Summary: Astrosynthesis (AS) is a good product for the basic user, but users who want to use its more advanced functions will be let down by a lack of support.
Review: From what I have seen on the NBOS forums, there are two types of user for AS: Basic users are those who just want software that allows them to make a 3D starmap at the click of a button, and then tweak the results to their liking. Advanced users are those who want to delve more deeply into the scripting and customisation side of the program, or import their own starmaps for their own settings into the program to tweak and develop. The basic users are most likely to just want to use the program a couple of times to generate their setting and then not really need it anymore, whereas the advanced users are more likely to be using the program for lengthier projects and will be making use of the scripting and advanced output settings.
The "Basic users" will find that this program is pretty decent. The 136 page manual is fairly complete and well-written and helpful in this regard, and the creation settings are reasonably customisable. However, once the universe is created then a fair bit of work may be required to tweak it to the user's needs (e.g. the author has a strange definition of "hospitable planet" which amounts to "an environment that won't instantly kill you" rather than a world that is remotely "hospitable" by any normal definition of the word), and some of the astronomical information in the glossary is not accurate. But overall if you are a basic user then you shouldn't have too many issues using the program if you read through the manual.
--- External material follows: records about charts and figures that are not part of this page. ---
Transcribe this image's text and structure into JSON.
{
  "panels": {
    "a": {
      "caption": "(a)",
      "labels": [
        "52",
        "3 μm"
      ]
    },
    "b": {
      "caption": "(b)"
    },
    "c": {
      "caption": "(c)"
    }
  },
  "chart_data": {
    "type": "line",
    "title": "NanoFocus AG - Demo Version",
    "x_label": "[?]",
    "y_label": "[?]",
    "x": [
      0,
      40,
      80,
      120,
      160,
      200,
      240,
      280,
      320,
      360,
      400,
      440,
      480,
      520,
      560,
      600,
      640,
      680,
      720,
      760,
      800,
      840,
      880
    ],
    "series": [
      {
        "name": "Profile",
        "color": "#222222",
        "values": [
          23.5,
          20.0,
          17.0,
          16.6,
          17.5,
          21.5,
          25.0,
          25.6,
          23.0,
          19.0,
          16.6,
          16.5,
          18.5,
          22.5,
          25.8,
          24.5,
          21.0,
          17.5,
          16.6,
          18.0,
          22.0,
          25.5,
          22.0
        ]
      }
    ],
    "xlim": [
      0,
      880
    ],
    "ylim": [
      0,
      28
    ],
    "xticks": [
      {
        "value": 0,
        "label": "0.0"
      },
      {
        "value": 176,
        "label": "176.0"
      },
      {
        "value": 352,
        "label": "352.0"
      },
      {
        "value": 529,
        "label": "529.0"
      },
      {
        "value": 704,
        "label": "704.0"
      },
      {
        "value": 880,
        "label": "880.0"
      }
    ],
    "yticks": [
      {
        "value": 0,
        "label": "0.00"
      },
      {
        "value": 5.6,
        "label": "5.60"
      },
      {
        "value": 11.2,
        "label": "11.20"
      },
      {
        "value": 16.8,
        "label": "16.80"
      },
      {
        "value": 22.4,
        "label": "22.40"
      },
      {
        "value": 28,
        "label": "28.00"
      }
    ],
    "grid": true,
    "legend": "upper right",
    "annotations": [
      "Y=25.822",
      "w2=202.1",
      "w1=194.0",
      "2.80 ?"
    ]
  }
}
It is likely however that basic users would have to do a fair bit of 'post processing' of the results in a spreadsheet program to get it to really match what they want for their settings.
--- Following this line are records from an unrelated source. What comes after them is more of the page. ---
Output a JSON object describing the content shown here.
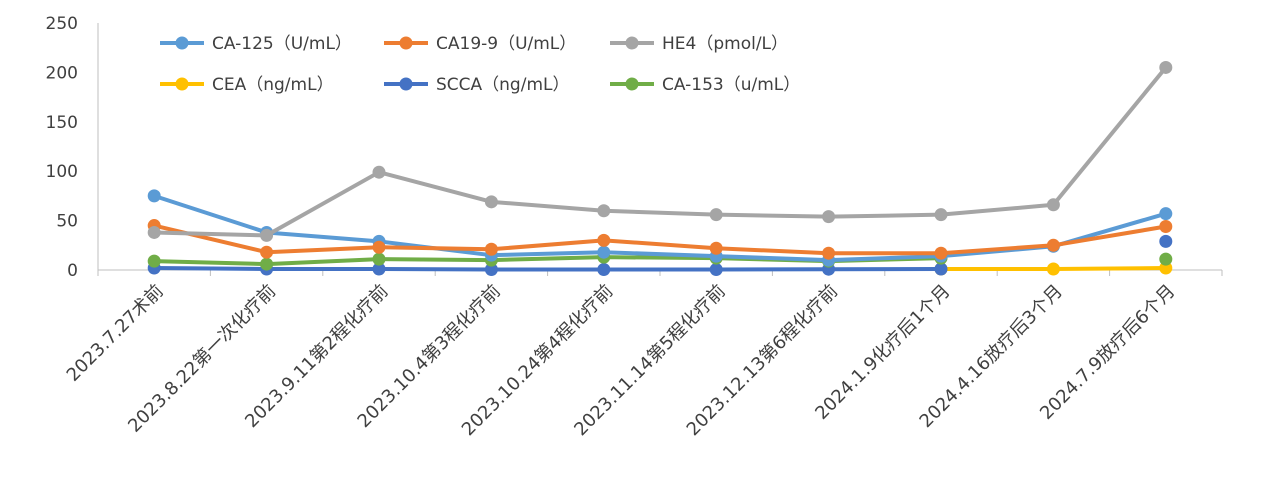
{
  "chart_data": {
    "type": "line",
    "title": "",
    "xlabel": "",
    "ylabel": "",
    "ylim": [
      0,
      250
    ],
    "yticks": [
      0,
      50,
      100,
      150,
      200,
      250
    ],
    "grid": false,
    "legend_position": "top-left",
    "categories": [
      "2023.7.27术前",
      "2023.8.22第一次化疗前",
      "2023.9.11第2程化疗前",
      "2023.10.4第3程化疗前",
      "2023.10.24第4程化疗前",
      "2023.11.14第5程化疗前",
      "2023.12.13第6程化疗前",
      "2024.1.9化疗后1个月",
      "2024.4.16放疗后3个月",
      "2024.7.9放疗后6个月"
    ],
    "series": [
      {
        "name": "CA-125（U/mL）",
        "color": "#5b9bd5",
        "values": [
          75,
          38,
          29,
          15,
          18,
          14,
          10,
          14,
          24,
          57
        ]
      },
      {
        "name": "CA19-9（U/mL）",
        "color": "#ed7d31",
        "values": [
          45,
          18,
          23,
          21,
          30,
          22,
          17,
          17,
          25,
          44
        ]
      },
      {
        "name": "HE4（pmol/L）",
        "color": "#a5a5a5",
        "values": [
          38,
          35,
          99,
          69,
          60,
          56,
          54,
          56,
          66,
          205
        ]
      },
      {
        "name": "CEA（ng/mL）",
        "color": "#ffc000",
        "values": [
          null,
          null,
          null,
          null,
          null,
          null,
          null,
          1,
          1,
          2
        ]
      },
      {
        "name": "SCCA（ng/mL）",
        "color": "#4472c4",
        "values": [
          2,
          1,
          1,
          0.5,
          0.5,
          0.5,
          0.8,
          1,
          null,
          29
        ]
      },
      {
        "name": "CA-153（u/mL）",
        "color": "#70ad47",
        "values": [
          9,
          6,
          11,
          10,
          13,
          12,
          9,
          12,
          null,
          11
        ]
      }
    ]
  }
}
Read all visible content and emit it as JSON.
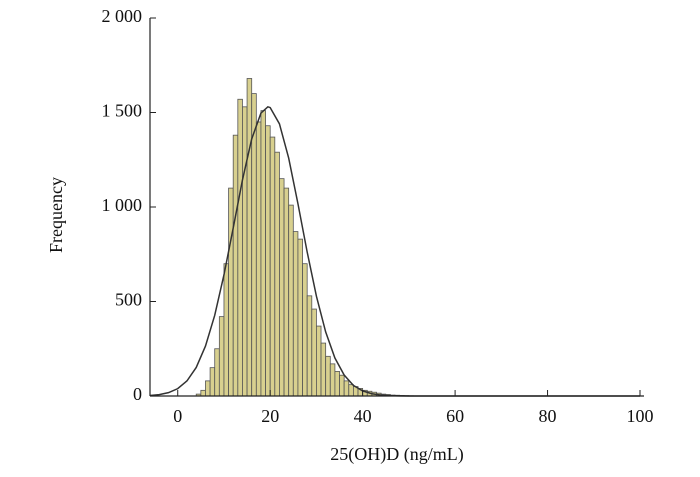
{
  "chart_data": {
    "type": "histogram",
    "xlabel": "25(OH)D (ng/mL)",
    "ylabel": "Frequency",
    "bins": [
      4,
      5,
      6,
      7,
      8,
      9,
      10,
      11,
      12,
      13,
      14,
      15,
      16,
      17,
      18,
      19,
      20,
      21,
      22,
      23,
      24,
      25,
      26,
      27,
      28,
      29,
      30,
      31,
      32,
      33,
      34,
      35,
      36,
      37,
      38,
      39,
      40,
      41,
      42,
      43,
      44,
      45,
      46,
      47,
      48,
      49,
      50,
      51
    ],
    "values": [
      10,
      30,
      80,
      150,
      250,
      420,
      700,
      1100,
      1380,
      1570,
      1530,
      1680,
      1600,
      1450,
      1510,
      1430,
      1370,
      1290,
      1150,
      1100,
      1010,
      870,
      830,
      700,
      530,
      460,
      370,
      280,
      210,
      170,
      130,
      110,
      80,
      60,
      50,
      40,
      30,
      25,
      20,
      15,
      10,
      8,
      5,
      4,
      3,
      2,
      1
    ],
    "color": "#d8d08f",
    "edge_color": "#555555",
    "curve": {
      "color": "#333333",
      "x": [
        -6,
        -4,
        -2,
        0,
        2,
        4,
        6,
        8,
        10,
        12,
        14,
        16,
        18,
        19.5,
        20,
        22,
        24,
        26,
        28,
        30,
        32,
        34,
        36,
        38,
        40,
        42,
        44,
        46,
        48,
        50,
        100
      ],
      "values": [
        2.9,
        7.4,
        17.7,
        39,
        80,
        151,
        264,
        427,
        641,
        889,
        1143,
        1360,
        1497,
        1530,
        1526,
        1440,
        1259,
        1018,
        762,
        528,
        339,
        201,
        111,
        56,
        27,
        12,
        4.7,
        1.8,
        0.6,
        0.2,
        0
      ]
    },
    "xlim": [
      -6,
      100
    ],
    "xticks": [
      0,
      20,
      40,
      60,
      80,
      100
    ],
    "ylim": [
      0,
      2000
    ],
    "yticks": [
      0,
      500,
      {
        "value": 1000,
        "label": "1 000"
      },
      {
        "value": 1500,
        "label": "1 500"
      },
      {
        "value": 2000,
        "label": "2 000"
      }
    ]
  }
}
Advanced users, however, will have a lot of problems in getting AS to do what they want it to do. I consider myself an "advanced user", having used AS3 to make realistic maps of the stars near Sol for my Stellar Mapping page at http://evildrganymede.net/rpgs/stellar-mapping/ , and to attempt to update the Near Star Map in 2300 AD ( http://evildrganymede.net/2012/02/13/stellar-mapping-2300ad-near-star-map/ ). The scripting functionality ("AstroScript") is potentially very powerful and can grant the ability to make custom plugins that let the user find distances between stars, create custom displays (e.g. different route for different empires), change the distance that labels are viewed at depending on world parameters, or even create a new method of world generation. Other more advanced functions are the ability to import stars from csv files, and output 2D star maps. Pretty much everything on my stellar mapping/2300AD pages has been created using the Astrosynthesis' more advanced features.
The problem is that there is little to no support available for these more advanced aspects of the program. Astroscript is a variation of VBScript, so if you have some experience with that (or basic programming) then you may be able to figure out how to write a script or plugin to get it to do what you want. However, the API documentation is pretty much useless. It is little more than a bare framework, with most of the terms and functions lacking any explanation or examples beyond what type of variable they are. Additionally, the NBOS forums are pretty useless for support on this matter since the program's author is not interested in explaining how to use functions or in filling in the gaps in the documentation. As such, the user is left to figure out for himself how to use these functions... and more often than not will be unsuccessful. The sad part is that there isn't enough of a userbase on the forums to help out other users either, because the poor API documentation and lack of "official" support drives most advanced users away.
It's unfortunate because Astrosynthesis is a program with a very specific purpose that has the potential to be really useful for those who want to create 3D starmaps - but the lack of support is likely to frustrate those who buy it for that purpose. The market for this program is pretty small, so one would think that NBOS would be interested in supporting the people who pay $35 for AS3 to use the advanced features that are advertised - but that support is not forthcoming (which is very disappointing given the cost of the product). As such, people who are interested in using the more advanced features of the program will currently have to be prepared to face an uphill struggle to get the program to do what they want it to do, and should be prepared for little help (and should be prepared for the possibility that despite their efforts they just won't be able to use the program for their purposes at all).
So is the program useful for advanced users? Yes... but only to an extent. The advanced user is likely to have to lower their expectations of what the program can give them though. Despite the great potential of this program, the lack of support forces me to give this product a low mark (2 stars out of 5) for advanced users. For Basic users I would probably rate this 3 stars out of 5.